One police officer is believed to have died in the attack at the Riau police headquarters in Pekanbaru and several journalists, who were at the police station for an unrelated press conference, were injured. Two other police officers were also injured.
The attack comes as police conduct a massive crackdown on militants who have taken to using children as suicide bombers.
One police officer, who was hit by the car, died in the attack and the four men were shot dead.
Images from the scene show one of them lying dead on the ground with a long bladed machete in his hand.
MORE: Imprisoned terrorists kill five officers
Police have seized three machetes, five face coverings, three pairs of shoes, a damaged handycam, a jacket and watch, he said.
“This is the success of Riau police in foiling this attack from a group of unknown people,” Mr Wasisto said.
A spokeswoman for Foreign Affairs Minister Julie Bishop said the Department of Foreign Affairs and Trade was monitoring the situation closely.
Earlier today, Ms Bishop said if she had a trip planned to Bali at the moment she would still go.
“We encourage people to take responsibility for their own safety. There is a lot of advice set out in the Smart Traveller travel warning and I do urge anyone seeking to travel to Indonesia to read it,” she said.
“People should take care not to be in places where there might be terrorist attacks, to read the advice, to take notice of what local authorities say and to register (with DFAT via Smartraveller) so the Australian missions overseas know they’re in country.”
The latest attack comes after 18 people died on Sunday at three different churches in Surabaya, including the six family members who executed the attacks. Another 41 people were injured in the blasts.
Police chief General Tito Karnavian said the father detonated a car bomb, two sons aged 18 and 16 used a motorcycle for their attack, and the mother and her two daughters wore explosives.
A matter of hours after the church attacks, three people in one family were killed in an accidental explosion at an apartment in Sidoarjo, not far from Surabaya. It is believed they were making bombs for another attack.
Indonesian police chief General Tito Karnavian said that at a local level the attacks appeared to be revenge for the continued detention and trial of Indonesian terrorist leader, Aman Abdurahman, who is currently before the courts for inspiring the January 2016 attack on a Starbucks café in Jakarta.
“Using children, this is the first time in Indonesia.
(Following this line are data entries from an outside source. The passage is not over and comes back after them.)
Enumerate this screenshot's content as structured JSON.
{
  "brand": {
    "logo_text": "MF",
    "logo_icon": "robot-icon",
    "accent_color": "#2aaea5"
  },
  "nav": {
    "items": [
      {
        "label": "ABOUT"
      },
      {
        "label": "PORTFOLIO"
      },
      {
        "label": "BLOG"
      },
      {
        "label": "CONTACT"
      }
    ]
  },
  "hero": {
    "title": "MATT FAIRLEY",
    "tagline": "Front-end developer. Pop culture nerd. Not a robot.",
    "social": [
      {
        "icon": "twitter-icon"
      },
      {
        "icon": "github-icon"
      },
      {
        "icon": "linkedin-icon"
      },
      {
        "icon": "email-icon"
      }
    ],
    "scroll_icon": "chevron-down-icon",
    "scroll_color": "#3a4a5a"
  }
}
A nine-year-old and a 12-year-old kid with a bomb on their waist and then committing suicide,” General Karnavian said, adding this was something frequently done in Syria but never on home soil.
Police have said that the attackers are all members and supporters of Indonesian terror group, Jemaah Ansharut Daulah or JAD, which was formed in 2015 and according to the US State Department is made up of about 24 Indonesian extremist groups who have pledged allegiance to the IS leader Abu Bakr al-Baghdadi.
General Karnavian said the orders for the bombings came from Islamic State central and that pipe bombs were used, made from a chemical called triacetone triperoxide or TATP, a high explosive used in Iraq and Syria where it is called the “Mother of Satan” because of its volatility and ability to cause mass carnage.
The latest wave of Surabaya attacks came just days after a deadly 36-hour standoff in a high-security Jakarta prison housing terrorist inmates, in which five specialist counterterrorist police were killed, along with other terror suspect.